Así de claro. A veces nos parece imposible salir de la espiral de violencia en la que nos metemos cuando nos hemos sentido ofendidos y reaccionamos ofendiendo nosotros también como respuesta. Es lo que llamamos el efecto “bola de nieve”: rueda ladera abajo y va haciéndose cada vez más grande y peligrosa, hasta que resulta imposible de detener. Pero no es cierto, en realidad, sí hay salida. Se llama perdón.

Perdonar no es cosa de gente débil, al revés: perdona el que puede, no el que quiere. Hay mucha gente que no puede perdonar ni, aunque quiera. Y esto, no es signo de grandeza sino de todo lo contrario.

Perdonar no es una carga, es una liberación. Seguro que lo has experimentado muchas veces en tu vida. Mientras que no perdonas a la persona que te ha hecho daño, no terminas de tener paz en tu corazón. Y mientras no tienes paz, es evidente que tampoco puedes darla a los de tu alrededor; por aquello de que “nadie da lo que no tiene”. Este es el drama de nuestro tiempo. Bajo apariencia de paz, en realidad los hombres internamente almacenamos violencias y frustraciones. Basta una chispa de nada para hacer volar por los aires un polvorín que fuimos creando poco a poco, como quien acumula explosivos durante años. Y entonces, a la mínima de cambio, sucede que alguien padece por culpa de nuestro propio malestar interior; es ahí donde surgen el ataque, el abuso o la humillación.

La paz, por tanto, aunque se manifiesta exteriormente, en realidad brota desde lo hondo del ser humano. Del corazón del hombre lleno de paz sale y se comunica la paz a los demás. ¿Y por qué será que hay personas que siempre siembran cizaña y discordia entre los demás? ¿No será que este es uno de los síntomas más evidentes de su falta de paz interior?
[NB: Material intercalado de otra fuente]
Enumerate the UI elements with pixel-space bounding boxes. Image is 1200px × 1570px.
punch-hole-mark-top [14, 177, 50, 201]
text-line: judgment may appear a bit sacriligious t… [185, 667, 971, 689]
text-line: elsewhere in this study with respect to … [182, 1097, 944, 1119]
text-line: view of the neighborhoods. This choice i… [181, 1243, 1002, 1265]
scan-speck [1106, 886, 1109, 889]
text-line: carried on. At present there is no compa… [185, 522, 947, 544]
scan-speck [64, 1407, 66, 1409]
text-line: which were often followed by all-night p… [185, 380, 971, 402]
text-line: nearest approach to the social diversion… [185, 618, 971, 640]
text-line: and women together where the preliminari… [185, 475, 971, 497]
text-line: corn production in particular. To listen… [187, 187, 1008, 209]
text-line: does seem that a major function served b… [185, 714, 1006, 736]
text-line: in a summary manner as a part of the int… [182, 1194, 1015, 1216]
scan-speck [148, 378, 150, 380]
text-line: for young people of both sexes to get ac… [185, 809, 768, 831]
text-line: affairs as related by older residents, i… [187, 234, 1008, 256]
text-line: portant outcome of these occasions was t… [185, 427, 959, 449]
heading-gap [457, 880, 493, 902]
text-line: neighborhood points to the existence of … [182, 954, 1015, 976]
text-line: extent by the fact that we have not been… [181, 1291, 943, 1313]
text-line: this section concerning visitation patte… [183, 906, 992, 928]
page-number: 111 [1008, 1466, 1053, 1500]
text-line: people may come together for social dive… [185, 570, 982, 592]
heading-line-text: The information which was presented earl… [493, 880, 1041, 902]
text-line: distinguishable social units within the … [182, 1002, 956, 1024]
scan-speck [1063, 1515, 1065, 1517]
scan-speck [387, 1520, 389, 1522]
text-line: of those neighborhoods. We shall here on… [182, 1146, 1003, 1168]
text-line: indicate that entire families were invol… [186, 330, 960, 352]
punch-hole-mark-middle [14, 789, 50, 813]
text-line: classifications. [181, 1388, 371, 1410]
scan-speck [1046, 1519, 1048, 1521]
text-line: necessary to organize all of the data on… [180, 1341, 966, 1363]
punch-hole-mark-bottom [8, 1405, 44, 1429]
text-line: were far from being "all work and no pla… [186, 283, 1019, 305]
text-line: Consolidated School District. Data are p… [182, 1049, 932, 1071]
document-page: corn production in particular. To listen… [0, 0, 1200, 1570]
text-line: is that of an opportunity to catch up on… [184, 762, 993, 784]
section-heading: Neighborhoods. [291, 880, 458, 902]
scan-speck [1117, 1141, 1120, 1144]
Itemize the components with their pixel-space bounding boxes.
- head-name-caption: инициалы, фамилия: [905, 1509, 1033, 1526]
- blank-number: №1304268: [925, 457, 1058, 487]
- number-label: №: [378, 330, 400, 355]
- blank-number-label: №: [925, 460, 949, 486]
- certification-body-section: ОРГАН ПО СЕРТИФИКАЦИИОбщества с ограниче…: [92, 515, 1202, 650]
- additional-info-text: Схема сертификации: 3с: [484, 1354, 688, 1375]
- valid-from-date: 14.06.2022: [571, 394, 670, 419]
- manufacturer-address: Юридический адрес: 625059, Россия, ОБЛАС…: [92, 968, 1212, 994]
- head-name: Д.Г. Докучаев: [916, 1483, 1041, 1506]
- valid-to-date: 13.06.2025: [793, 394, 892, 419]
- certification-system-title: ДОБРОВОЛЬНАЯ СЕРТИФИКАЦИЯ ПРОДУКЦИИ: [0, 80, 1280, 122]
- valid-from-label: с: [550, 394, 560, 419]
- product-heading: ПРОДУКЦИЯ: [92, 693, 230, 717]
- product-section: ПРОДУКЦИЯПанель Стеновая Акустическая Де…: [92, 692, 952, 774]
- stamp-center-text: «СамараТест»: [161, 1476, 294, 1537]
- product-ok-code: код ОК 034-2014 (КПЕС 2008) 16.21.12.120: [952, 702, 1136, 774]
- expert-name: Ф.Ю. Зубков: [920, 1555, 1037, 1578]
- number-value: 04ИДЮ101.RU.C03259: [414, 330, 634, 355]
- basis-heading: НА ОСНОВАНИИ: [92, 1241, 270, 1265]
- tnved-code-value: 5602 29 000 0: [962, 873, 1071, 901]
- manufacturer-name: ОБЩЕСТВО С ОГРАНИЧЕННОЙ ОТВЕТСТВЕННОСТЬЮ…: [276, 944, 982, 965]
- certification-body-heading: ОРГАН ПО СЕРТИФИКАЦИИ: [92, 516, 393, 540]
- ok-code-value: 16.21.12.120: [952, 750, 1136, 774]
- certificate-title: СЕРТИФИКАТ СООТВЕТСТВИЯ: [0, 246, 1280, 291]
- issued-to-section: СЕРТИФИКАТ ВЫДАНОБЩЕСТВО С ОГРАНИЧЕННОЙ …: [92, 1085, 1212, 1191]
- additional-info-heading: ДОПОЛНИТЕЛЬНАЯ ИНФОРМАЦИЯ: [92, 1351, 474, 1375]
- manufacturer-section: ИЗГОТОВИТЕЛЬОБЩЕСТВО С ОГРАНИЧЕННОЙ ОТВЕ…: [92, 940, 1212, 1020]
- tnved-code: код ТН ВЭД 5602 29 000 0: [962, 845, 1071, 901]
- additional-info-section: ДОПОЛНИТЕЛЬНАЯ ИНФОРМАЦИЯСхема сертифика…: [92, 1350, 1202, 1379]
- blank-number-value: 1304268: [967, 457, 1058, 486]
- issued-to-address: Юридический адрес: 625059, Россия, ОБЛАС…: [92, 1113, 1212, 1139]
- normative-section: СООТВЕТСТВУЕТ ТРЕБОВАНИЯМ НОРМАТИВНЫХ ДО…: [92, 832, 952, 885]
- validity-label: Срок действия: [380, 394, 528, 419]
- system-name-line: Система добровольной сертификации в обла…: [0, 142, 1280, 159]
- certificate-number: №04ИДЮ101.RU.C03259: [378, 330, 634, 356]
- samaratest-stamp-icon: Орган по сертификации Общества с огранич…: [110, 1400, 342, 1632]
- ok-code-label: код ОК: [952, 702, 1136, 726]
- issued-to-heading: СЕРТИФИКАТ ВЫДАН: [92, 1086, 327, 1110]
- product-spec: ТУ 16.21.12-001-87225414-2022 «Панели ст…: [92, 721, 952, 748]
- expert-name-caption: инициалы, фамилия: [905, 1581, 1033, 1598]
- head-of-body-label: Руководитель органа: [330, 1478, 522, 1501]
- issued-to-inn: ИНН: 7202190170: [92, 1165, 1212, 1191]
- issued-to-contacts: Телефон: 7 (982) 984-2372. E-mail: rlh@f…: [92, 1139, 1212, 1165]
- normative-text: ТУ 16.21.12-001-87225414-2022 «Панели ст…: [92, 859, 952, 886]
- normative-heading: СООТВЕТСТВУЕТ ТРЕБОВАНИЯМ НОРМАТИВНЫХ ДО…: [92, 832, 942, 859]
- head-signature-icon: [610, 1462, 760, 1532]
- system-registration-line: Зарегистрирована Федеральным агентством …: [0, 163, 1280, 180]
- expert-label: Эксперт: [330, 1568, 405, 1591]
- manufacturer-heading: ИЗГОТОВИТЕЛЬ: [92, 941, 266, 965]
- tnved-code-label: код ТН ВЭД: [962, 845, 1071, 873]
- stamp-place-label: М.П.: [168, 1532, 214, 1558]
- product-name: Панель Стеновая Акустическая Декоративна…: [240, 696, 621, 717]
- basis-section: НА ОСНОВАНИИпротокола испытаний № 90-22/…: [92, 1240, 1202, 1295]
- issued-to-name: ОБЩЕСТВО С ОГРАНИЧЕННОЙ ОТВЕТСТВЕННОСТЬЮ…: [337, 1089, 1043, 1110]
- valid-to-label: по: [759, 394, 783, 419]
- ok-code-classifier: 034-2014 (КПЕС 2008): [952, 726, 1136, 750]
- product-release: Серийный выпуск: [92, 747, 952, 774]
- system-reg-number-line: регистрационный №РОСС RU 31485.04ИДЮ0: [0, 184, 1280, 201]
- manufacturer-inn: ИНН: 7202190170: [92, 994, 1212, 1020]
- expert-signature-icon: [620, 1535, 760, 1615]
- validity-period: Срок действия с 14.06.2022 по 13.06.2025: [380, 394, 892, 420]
En la parábola que Jesús nos propone hoy en el evangelio se subraya precisamente esto. Dios ama sin límite, su amor no tiene medida. Somos nosotros los que somos más o menos capaces, Dios siempre colma nuestra medida. Y la medida definitiva es la que nosotros hayamos conseguido tener al final de nuestros días. Si cada vez hemos amado más y mejor, tendremos una gran dimensión de corazón. Si cada vez hemos amado menos y peor, tendremos una ridícula dimensión de corazón. De ahí la sentencia definitiva: “Y el señor, indignado, lo entregó a los verdugos hasta que pagara toda la deuda. Lo mismo hará con vosotros mi Padre celestial, si cada cual no perdona de corazón a su hermano”.

En esta cuaresma podemos descubrir cuál es la medida o mejor quién es el referente de nuestro amor: El Padre amoroso. Él es el Padre que nos ama a todos. Y siempre está dispuesto a perdonar, a olvidar. Él siempre está ahí. No tenemos que ir lejos a buscarle. Está justo dentro del corazón amándonos, llamándonos, protegiéndonos con ternura y amor.

Decía la santa Madre Teresa de Calcuta:

Necesitamos mucho amor para perdonar, y necesitamos mucha humildad para olvidar, porque el perdón no es completo a no ser que hayamos olvidado también. Y mientras no podamos olvidar, no hemos perdonado del todo. Y es así como nos hacemos daño los unos a los otros. Sacamos a relucir lo ocurrido en el pasado y continuamos repitiéndolo, lo que significa que no lo hemos olvidado. Necesitamos humildad para perdonar. Y por eso es muy importante aprender a ser humildes, y esa es una de las cosas mas hermosas que Jesús nos pide: “aprended de mí que soy manso y humilde de corazón”. Él pone primero la mansedumbre, ser manso con el prójimo, manso con los hermanos y hermanas, y humildad con Dios. Entonces, esta mansedumbre, esta humildad; mansedumbre o amor o compasión, o como lo quieras llamar, completa ese perdón. Porque antes de perdonar a alguien, tenemos que darnos cuenta de que necesitamos ser perdonados. Y de ahí viene la humildad de corazón. Y el perdonar es la presencia más grandiosa de la paz.

Pidámosle a Dios que nosotros seamos conscientes de que Él nos ha perdonado siempre y todo. “¡Siervo malvado! Toda aquella deuda te la perdoné porque me lo pediste. ¿No debías tú también tener compasión de tu compañero, como yo tuve compasión de ti?” Pidámosle también que nos de la mansedumbre y la humildad necesarias para que nuestro perdón sea completo. Para que podamos pasar página sin llevar cuenta de los agravios del pasado. Así es posible el futuro. Y nosotros seremos sus artífices si habiendo perdonado Dios nuestras ofensas, ahora también nosotros perdonamos a los que nos ofenden.